Adjust the Glass material assigned to the jar so that the Diffuse Color to black, confirm that the Reflection Color is white, and then set Refraction Color values to white. The mesh will seemingly disappear in the viewport, but only because it is fully refractive now. Render a frame to see how the fluid is interacting with the jar.

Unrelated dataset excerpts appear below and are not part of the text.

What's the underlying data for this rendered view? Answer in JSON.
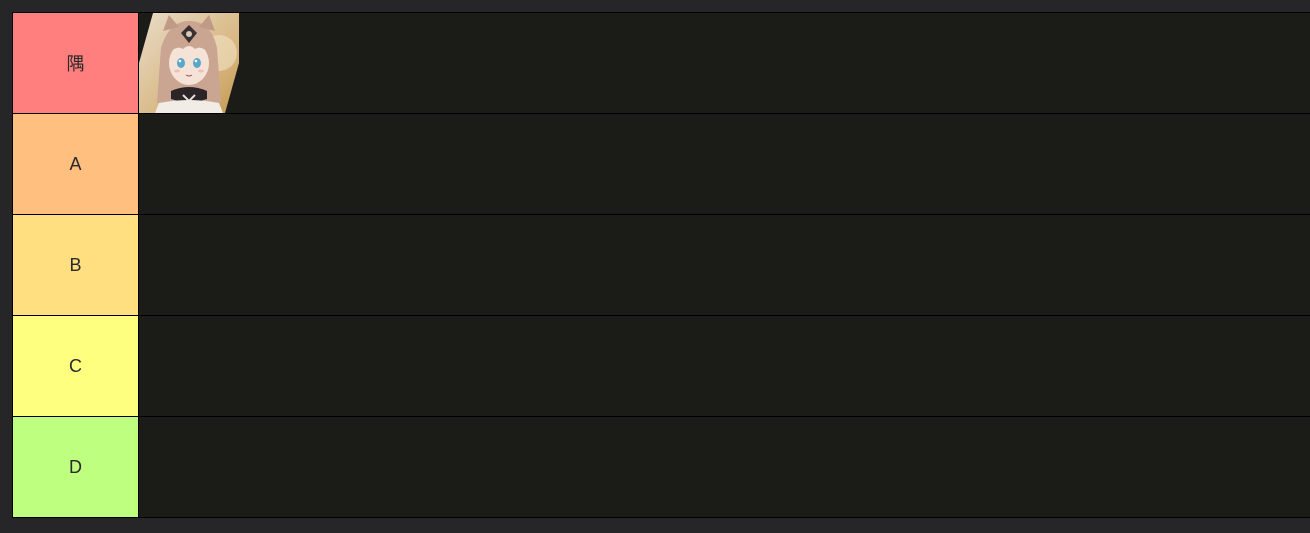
{
  "tiers": [
    {
      "label": "隅",
      "color": "#ff7f7f",
      "items": [
        {
          "name": "cat-ear-girl-portrait"
        }
      ]
    },
    {
      "label": "A",
      "color": "#ffbf7f",
      "items": []
    },
    {
      "label": "B",
      "color": "#ffdf7f",
      "items": []
    },
    {
      "label": "C",
      "color": "#ffff7f",
      "items": []
    },
    {
      "label": "D",
      "color": "#bfff7f",
      "items": []
    }
  ]
}
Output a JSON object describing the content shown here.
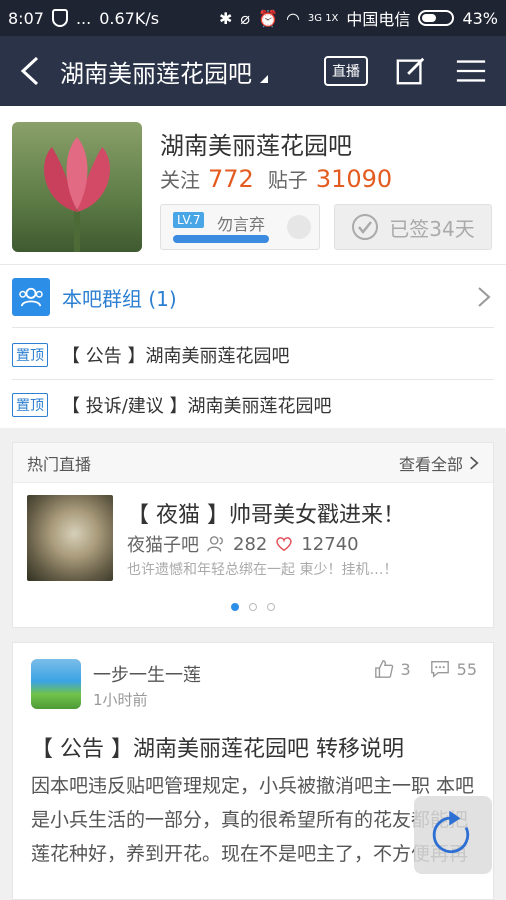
{
  "status_bar": {
    "time": "8:07",
    "dots": "...",
    "speed": "0.67K/s",
    "network": "3G 1X",
    "carrier": "中国电信",
    "battery": "43%",
    "battery_level": 0.43
  },
  "nav": {
    "title": "湖南美丽莲花园吧",
    "live_label": "直播"
  },
  "forum": {
    "name": "湖南美丽莲花园吧",
    "follow_label": "关注",
    "follow_count": "772",
    "posts_label": "贴子",
    "posts_count": "31090",
    "level_badge": "LV.7",
    "level_name": "勿言弃",
    "level_progress": 1.0,
    "sign_label": "已签34天"
  },
  "group": {
    "label": "本吧群组 (1)"
  },
  "pinned": [
    {
      "badge": "置顶",
      "text": "【 公告 】湖南美丽莲花园吧"
    },
    {
      "badge": "置顶",
      "text": "【 投诉/建议 】湖南美丽莲花园吧"
    }
  ],
  "hot_live": {
    "title": "热门直播",
    "view_all": "查看全部",
    "item": {
      "title": "【 夜猫 】帅哥美女戳进来！",
      "forum": "夜猫子吧",
      "viewers": "282",
      "likes": "12740",
      "desc": "也许遗憾和年轻总绑在一起 東少！挂机…！"
    },
    "active_page": 0,
    "page_count": 3
  },
  "post": {
    "author": "一步一生一莲",
    "time": "1小时前",
    "likes": "3",
    "comments": "55",
    "title": "【 公告 】湖南美丽莲花园吧 转移说明",
    "body": "因本吧违反贴吧管理规定，小兵被撤消吧主一职 本吧是小兵生活的一部分，真的很希望所有的花友都能把莲花种好，养到开花。现在不是吧主了，不方便再再"
  },
  "colors": {
    "nav_bg": "#2a3348",
    "accent_blue": "#2d8ee8",
    "count_orange": "#e45b20"
  }
}
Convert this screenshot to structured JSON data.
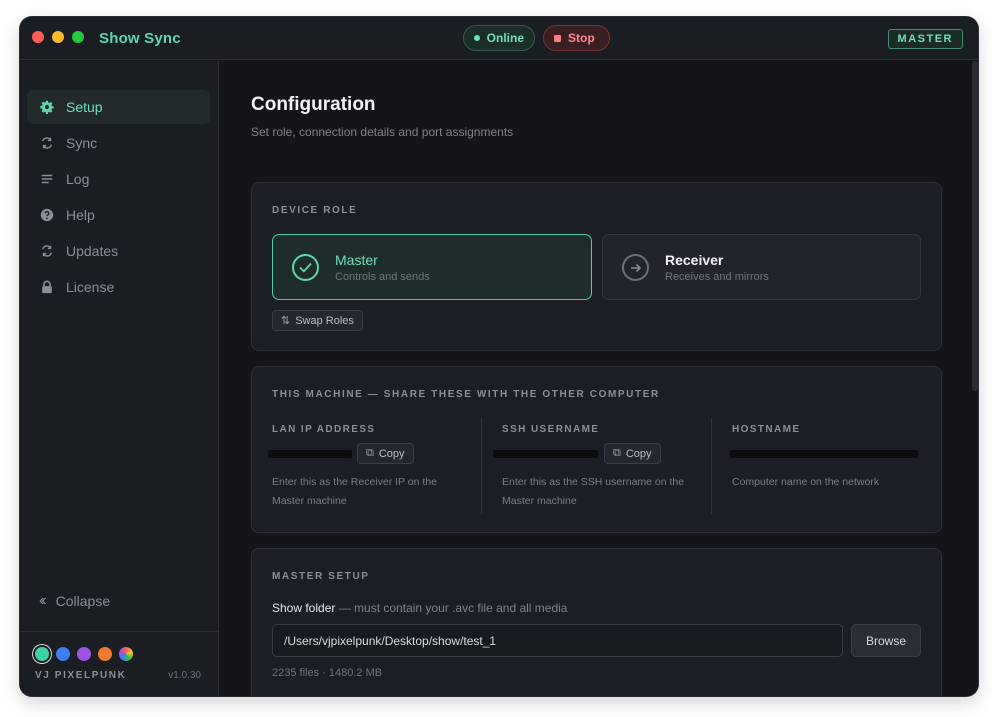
{
  "window": {
    "title": "Show Sync",
    "status_online": "Online",
    "stop_label": "Stop",
    "role_badge": "MASTER"
  },
  "sidebar": {
    "items": [
      {
        "label": "Setup",
        "icon": "gear-icon",
        "active": true
      },
      {
        "label": "Sync",
        "icon": "sync-icon",
        "active": false
      },
      {
        "label": "Log",
        "icon": "log-lines-icon",
        "active": false
      },
      {
        "label": "Help",
        "icon": "help-circle-icon",
        "active": false
      },
      {
        "label": "Updates",
        "icon": "refresh-icon",
        "active": false
      },
      {
        "label": "License",
        "icon": "lock-icon",
        "active": false
      }
    ],
    "collapse_label": "Collapse",
    "theme_swatches": [
      "#3fd3a4",
      "#3f7ef0",
      "#a052e6",
      "#f07a2e",
      "rainbow"
    ],
    "brand": "VJ PIXELPUNK",
    "version": "v1.0.30"
  },
  "main": {
    "title": "Configuration",
    "subtitle": "Set role, connection details and port assignments",
    "device_role": {
      "label": "DEVICE ROLE",
      "master": {
        "name": "Master",
        "desc": "Controls and sends"
      },
      "receiver": {
        "name": "Receiver",
        "desc": "Receives and mirrors"
      },
      "swap_label": "Swap Roles"
    },
    "machine": {
      "label": "THIS MACHINE — SHARE THESE WITH THE OTHER COMPUTER",
      "lan": {
        "label": "LAN IP ADDRESS",
        "copy": "Copy",
        "help": "Enter this as the Receiver IP on the Master machine"
      },
      "ssh": {
        "label": "SSH USERNAME",
        "copy": "Copy",
        "help": "Enter this as the SSH username on the Master machine"
      },
      "host": {
        "label": "HOSTNAME",
        "help": "Computer name on the network"
      }
    },
    "master_setup": {
      "label": "MASTER SETUP",
      "show_folder_label": "Show folder",
      "show_folder_hint": " — must contain your .avc file and all media",
      "path": "/Users/vjpixelpunk/Desktop/show/test_1",
      "browse": "Browse",
      "stats": "2235 files · 1480.2 MB"
    }
  },
  "colors": {
    "accent": "#5ed7b0",
    "danger": "#ff7a7a",
    "background": "#131519"
  }
}
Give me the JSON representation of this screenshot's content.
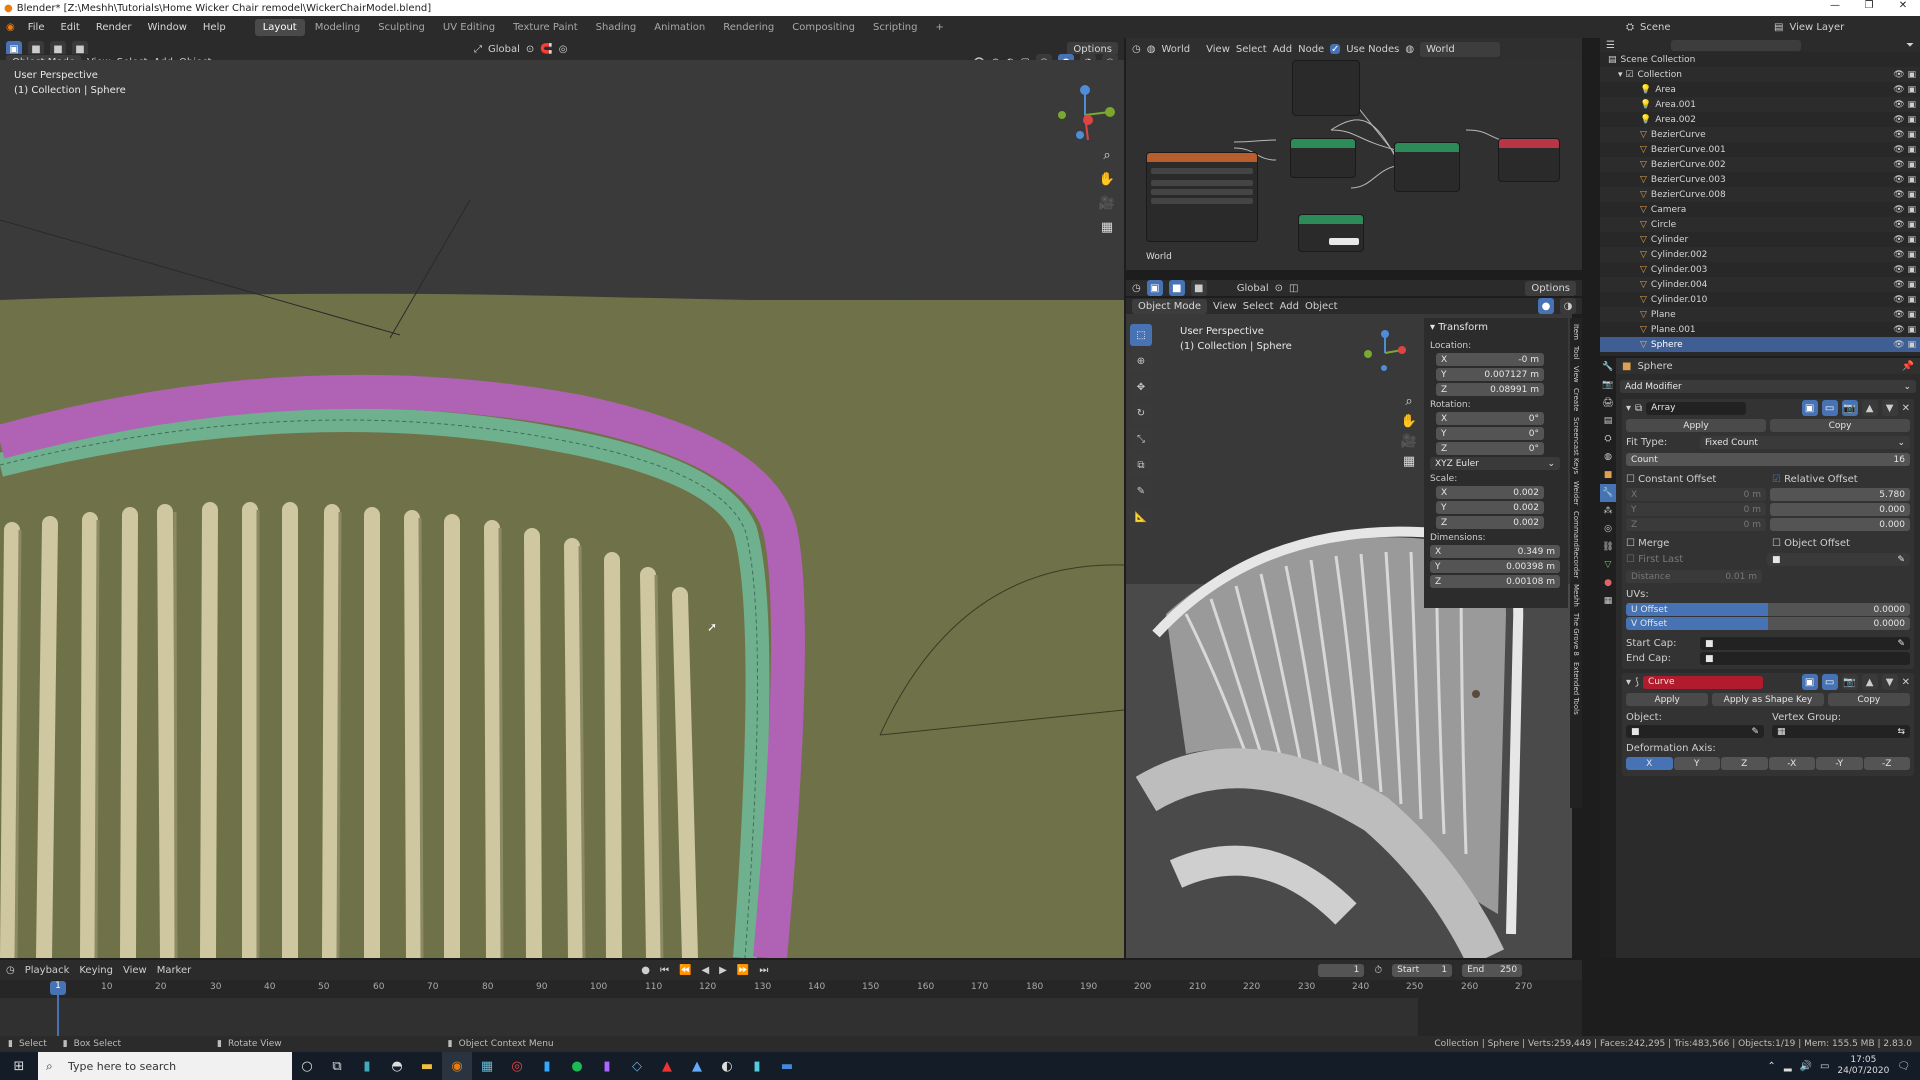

Any geometry inside a simulation volume will automatically interact with the emitting fluid. There are techniques that we'll explore in later videos on exempting objects inside a Simulator from interacting with the simulation.

 

 

 

If you allow the simulation to run, it will eventually fill and overflow the jar. Stop the sim. Select the Liquid source object and take note of the Discharge parameter. This setting determines how much fluid is discharged by the emitter. Therefore, animating this value allows us to pour liquid into the jar, and then get it to stop. Set a Key on Discharge for 16.0 on frame 22. Then move to frame 23 and set another key with the value of 0.

 

 


Set key on Discharge = 16 at Frame 22

 


Set key on Discharge = 0.0 at Frame 23

 

 

 

Now Start the simulation and let it calculate to about Frame 50 so the animation can be seen. Then Stop the simulation and you can scrub the cached sim to evaluate its movement. Go to Frame 45 and make another render from camera1.

 

 

 

Notice that the fluid makes some drops that hit the in-sides of the simulator walls. This is fixed by making the liquid less spread out, as it falls into the jar. Also, take note of how the water is making contact with the top of the volume. We can fix that by moving the sphere down slightly to create a little more distance between it and the volume.

 

 

 

Next, select the simulator, and in the Grid section, under Boundary Conditions, set the X, Y, and Z walls to be Open. This will keep any of those droplets from colliding with the imaginary walls.

 

 

 

Go into the Liquid rollout, and set the Consumed Liquid attribute to 0.0. This value relates to the Wetting parameter, which creates these red particles we see wetting the inside of the jar creating a wet map. By setting Consumed Liquid to 0.0 we are preserving all the liquid, with none of it evaporating away.

 

 

 

Now let’s fix the spreading of the liquid as the emitter stops discharging. Select the Liquid source node, and change the Emit Mode to Volume Brush. What this means is that instead of emitting the liquid from the surface area of the sphere, it will now emit from the whole volume defined by sphere.

 

 

 


Confirm changing Emit Mode to Volume Brush

 

 

 

Select the emitter sphere, and in the Extra Phoenix FD Attributes for the shape node, turn off Solid. This means the sphere geometry itself will not interact with the liquid simulation.

 

 

 

Start the simulation, and you can see that the liquid is coming from the volume of the sphere now, as opposed to just from its outside surface. Stop the simulation when the jar is halfway filled up and scrub back and forth to see the pour nicely contained even after the Discharge value turns off at frame 23.

 

 

 

Render the result from the camera1 view, and you should have a nice jar of water like this!